It has been just over a year since the UK government unveiled its AI Opportunities Action Plan. It was a bold statement of intent – a roadmap to transform the UK into an “AI powerhouse” by focusing on sovereign compute, public sector data access and a pro-innovation regulatory environment.
Today, we can see the skyline of that ambition starting to take shape. The expansion of the Sovereign AI Research Resource has given UK startups the “engine room” they need and the National Data Library has begun to unlock the silos of the public sector. These efforts were further bolstered by the recent appointment of Kalbir Sohi as the UK’s first Chief AI Officer.
However, as we reflect on the rapid progress made in 2025, a critical truth has emerged. While infrastructure is no longer the bottleneck, infrastructure without identity is an open door. As the government has spent the last year building the foundations of the AI economy, threat actors have spent that same year perfecting the tools to exploit them.
Organisations are no longer asking “How do we use AI?” but rather “How do we secure the trust required to scale it?” As the national plan progresses, it has become clear that the “Identity Gap” is widening. Without a robust identity framework, AI adoption creates a toxic accumulation of unmanaged risks that can bankrupt digital trust in an instant.
From login to continuous assurance
Last year, many enterprises treated AI as a productivity tool. This year, it will be a persistent presence. Traditional perimeter security is officially obsolete; AI-driven deepfakes and automated social engineering have effectively ended the age of visual trust. When a video call can be perfectly spoofed and a voice cloned in seconds, the traditional methods we used to verify a person – including an employee – have become useless.
Businesses must move from point-in-time authentication to continuous identity assurance. By utilising AI-driven behavioral signals – analysing patterns like device telemetry, interaction velocity, and navigation habits – organisations can verify identity during the session.
This reduces friction for legitimate users (improving user experience) while providing real-time detection of account takeovers traditional multi-factor authentication (MFA) would miss.
Managing the agentic workforce
But the challenge isn’t just about verifying humans.

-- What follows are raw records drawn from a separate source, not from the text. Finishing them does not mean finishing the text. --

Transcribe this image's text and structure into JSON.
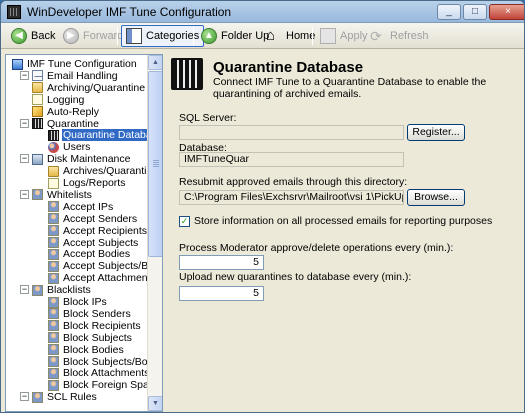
{
  "window": {
    "title": "WinDeveloper IMF Tune Configuration",
    "minimize": "_",
    "maximize": "□",
    "close": "×"
  },
  "toolbar": {
    "back": "Back",
    "forward": "Forward",
    "categories": "Categories",
    "folder_up": "Folder Up",
    "home": "Home",
    "apply": "Apply",
    "refresh": "Refresh"
  },
  "tree": {
    "nodes": [
      {
        "label": "IMF Tune Configuration",
        "icon": "root-icon"
      },
      {
        "label": "Email Handling",
        "icon": "mail-icon"
      },
      {
        "label": "Archiving/Quarantine",
        "icon": "archive-icon"
      },
      {
        "label": "Logging",
        "icon": "log-icon"
      },
      {
        "label": "Auto-Reply",
        "icon": "reply-icon"
      },
      {
        "label": "Quarantine",
        "icon": "bars-icon"
      },
      {
        "label": "Quarantine Database",
        "icon": "bars-icon"
      },
      {
        "label": "Users",
        "icon": "users-icon"
      },
      {
        "label": "Disk Maintenance",
        "icon": "disk-icon"
      },
      {
        "label": "Archives/Quarantine",
        "icon": "archive-icon"
      },
      {
        "label": "Logs/Reports",
        "icon": "log-icon"
      },
      {
        "label": "Whitelists",
        "icon": "person-icon"
      },
      {
        "label": "Accept IPs",
        "icon": "person-icon"
      },
      {
        "label": "Accept Senders",
        "icon": "person-icon"
      },
      {
        "label": "Accept Recipients",
        "icon": "person-icon"
      },
      {
        "label": "Accept Subjects",
        "icon": "person-icon"
      },
      {
        "label": "Accept Bodies",
        "icon": "person-icon"
      },
      {
        "label": "Accept Subjects/Bodies",
        "icon": "person-icon"
      },
      {
        "label": "Accept Attachments",
        "icon": "person-icon"
      },
      {
        "label": "Blacklists",
        "icon": "person-icon"
      },
      {
        "label": "Block IPs",
        "icon": "person-icon"
      },
      {
        "label": "Block Senders",
        "icon": "person-icon"
      },
      {
        "label": "Block Recipients",
        "icon": "person-icon"
      },
      {
        "label": "Block Subjects",
        "icon": "person-icon"
      },
      {
        "label": "Block Bodies",
        "icon": "person-icon"
      },
      {
        "label": "Block Subjects/Bodies",
        "icon": "person-icon"
      },
      {
        "label": "Block Attachments",
        "icon": "person-icon"
      },
      {
        "label": "Block Foreign Spam",
        "icon": "person-icon"
      },
      {
        "label": "SCL Rules",
        "icon": "person-icon"
      }
    ],
    "selected": "Quarantine Database"
  },
  "main": {
    "title": "Quarantine Database",
    "description": "Connect IMF Tune to a Quarantine Database to enable the quarantining of archived emails.",
    "sql_server_label": "SQL Server:",
    "sql_server_value": "",
    "register_button": "Register...",
    "database_label": "Database:",
    "database_value": "IMFTuneQuar",
    "resubmit_label": "Resubmit approved emails through this directory:",
    "resubmit_value": "C:\\Program Files\\Exchsrvr\\Mailroot\\vsi 1\\PickUp",
    "browse_button": "Browse...",
    "store_info_label": "Store information on all processed emails for reporting purposes",
    "store_info_checked": true,
    "moderator_label": "Process Moderator approve/delete operations every (min.):",
    "moderator_value": "5",
    "upload_label": "Upload new quarantines to database every (min.):",
    "upload_value": "5"
  }
}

The most significant development since the Action Plan’s launch is the rise of Autonomous AI Agents. The identity surface area is exploding because we are no longer just managing people – we are managing their digital proxies. These agents act as a “synthetic workforce,” querying databases and executing transactions with the same privileges as human employees.
Currently, most UK businesses have a machine identity blind spot. If an agent is over-privileged, it can exfiltrate data at machine speed – far faster than a human security operations center (SOC) can respond.
Every AI agent must be treated as a managed identity. This requires “Know Your Agent” (KYA) protocols: verifiable cryptographic identities, strictly enforced least-privilege access, and – critically – a centralised “Identity Kill-Switch” to revoke access the moment an agent’s behaviour anomalies are detected.
Identity priorities for 2026
If the “Identity Kill-Switch” is the immediate tactical requirement for an agentic workforce, then our national strategy for the next 12 months must be the blueprint that makes it possible. To move from reactive defense to proactive governance, the UK must commit to three fundamental shifts.
Firstly, we must move away from static, one-time logins. Security in an AI world must be at runtime – constantly re-verifying the Non-Human’s or Human’s identity based on subtle signals without interrupting their workflow.
Establishing a national standard for how AI agents are registered and tracked must be embraced. If we cannot identify the ‘owner’ of an autonomous process, we cannot hold the system accountable.
And finally, in 2026, the only effective way to stop a rogue AI or a compromised account is the immediate, automated removal of its digital credentials. Identity is the only remaining off-switch in a decentralised AI ecosystem and governance must be made a priority.
Trust as a strategic asset
The UK’s AI Opportunities Action Plan has given us the tools to compete globally. But, the winners won’t be the ones who deployed the most models – they will be the ones who built the most secure identity fabrics. Looking ahead, we must remember the AI opportunity itself is built on a currency of trust. When you secure the identity, you secure the opportunity.